Slowly Dealing with the Guilt!

I'm slowly settling in with my new life. Even though Christopher is 14 months, I am still adjusting. From other working mom sites that I have visited, this is apparently a normal reaction. Never in a million years did I think I would react to motherhood in this way. I never realized what an adjustment bringing a new life into the world would be. Don't get me wrong, I knew an adjustment would take place, but I had no idea that it would totally consume my being.

I am...or perhaps I should say, was,...organized, a multi-tasker and a go-getter. At this point, I am neither. Before Christopher, I could accomplish everything all in one day and feel complete. Today, I would get lucky if I could accomplish one thing on my to-do list. And this, my friends, is what I am struggling to deal with the most.
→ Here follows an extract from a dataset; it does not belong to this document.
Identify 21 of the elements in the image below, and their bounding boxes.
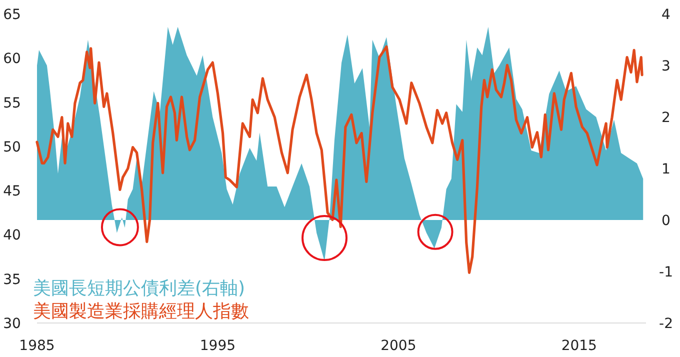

At the end of the day, I reflect on what I have gotten done and honestly, if it didn't have anything to do with Christopher...it didn't get done!

My bathrooms haven't been cleaned in weeks...maybe even months. Hell, my house hasn't been vacuumed in weeks either. I haven't read a book in over a year and the last time I got a massage was before Christopher was born.

My days are consumed with the following:
1. Work
2. Determining meals for Christopher
3. Determinig meals for us
4. Cleaning the kitchen
5. Cleaning up after Christopher
6. Laundry, laundry and more laundry
7. Spending time with Christopher before his bedtime
8. Preparing for the next day
9. Crashing into bed to start it all over again...the vicious and un-ending cycle.

I want to do it all...I really do, but I just can't physically do it. This is what I have to deal with. Somedays are good and somedays are bad. I have to come to terms with the fact that I am not perfect, I am human...let me repeat that...I.am.not.perfect, I.am.human.

One step closer in dealing with my guilt. Baby steps, friends...baby steps!